Ein Erbauer hat Spaß daran, ein Unternehmen aufzubauen. Er kann 16 Stunden am Tag im Büro sitzen und arbeiten. Er kann ein Haus bauen, er kann sparen und investieren. Er kann planen. Er kann auch eine Familie oder eine Beziehung planen. Etwas aufbauen.
Manchmal zu viel, Erbauer leben oft zu sehr in der Zukunft. Aber sie ziehen es auch durch. Und wenn das was sie tun, dem Betrachter noch so banal erscheint. Es wird durchgezogen und danach funktioniert es auch. Meistens jedenfalls. Wenn die Anderen mitbauen oder zumindest nicht im Weg stehen.
Die Spieler
Und es gibt die Spieler, die ihren Spaß daran haben, herumzuspringen, Party zu machen, gute Laune zu verbreiten. Die bauen auch was, aber oft nicht so zielstrebig. Das sind oft Leute die viele Freunde haben, gerne ihr Leben genießen, Spaß haben.

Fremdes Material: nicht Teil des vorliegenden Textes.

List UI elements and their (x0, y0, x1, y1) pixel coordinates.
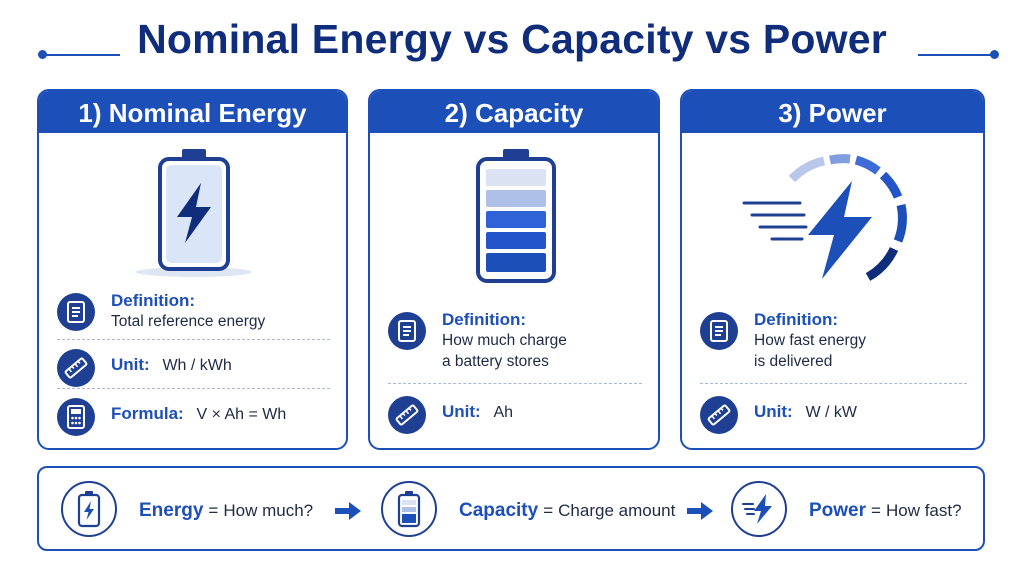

Sie stehen im Mittelpunkt, nehmen das Leben nicht so tierisch ernst, vertrauen darauf dass es schon irgendwie laufen wird. Mit den festen Bindungen haben sie es nicht so, und um sowas wie eine „Altersvorsorge“ kümmern sie sich nicht so gerne. Irgendeiner wird schon zahlen, irgendwie gehts schon.
Für später was aufbauen ist langweilig, das ist öde, das ist Arbeit. Was nicht heißt dass sie nicht erfolgreich wären. Man schaue sich in der Szene der Künstler oder des Sports um, dort finden sich unglaublich viele Spieler. Aber alle spielen sie, sie bauen nicht. Oft haben sie einen Erbauer an ihrer Seite. Oder die Erbauer haben Spieler an ihrer Seite. DAS kann extrem erfolgreich sein.
Verständnis?
Die Erbauer können die Spieler nicht verstehen, denn warum bauen sich die nie etwas auf? Warum machen sie so viel auf einmal und nichts richtig? Warum bleiben sie nicht bei der Sache? Warum muss man die immer retten, weil sie selber nicht weiterdenken? Warum entwickeln sie sich nur nicht? Sie müssen doch verstehen!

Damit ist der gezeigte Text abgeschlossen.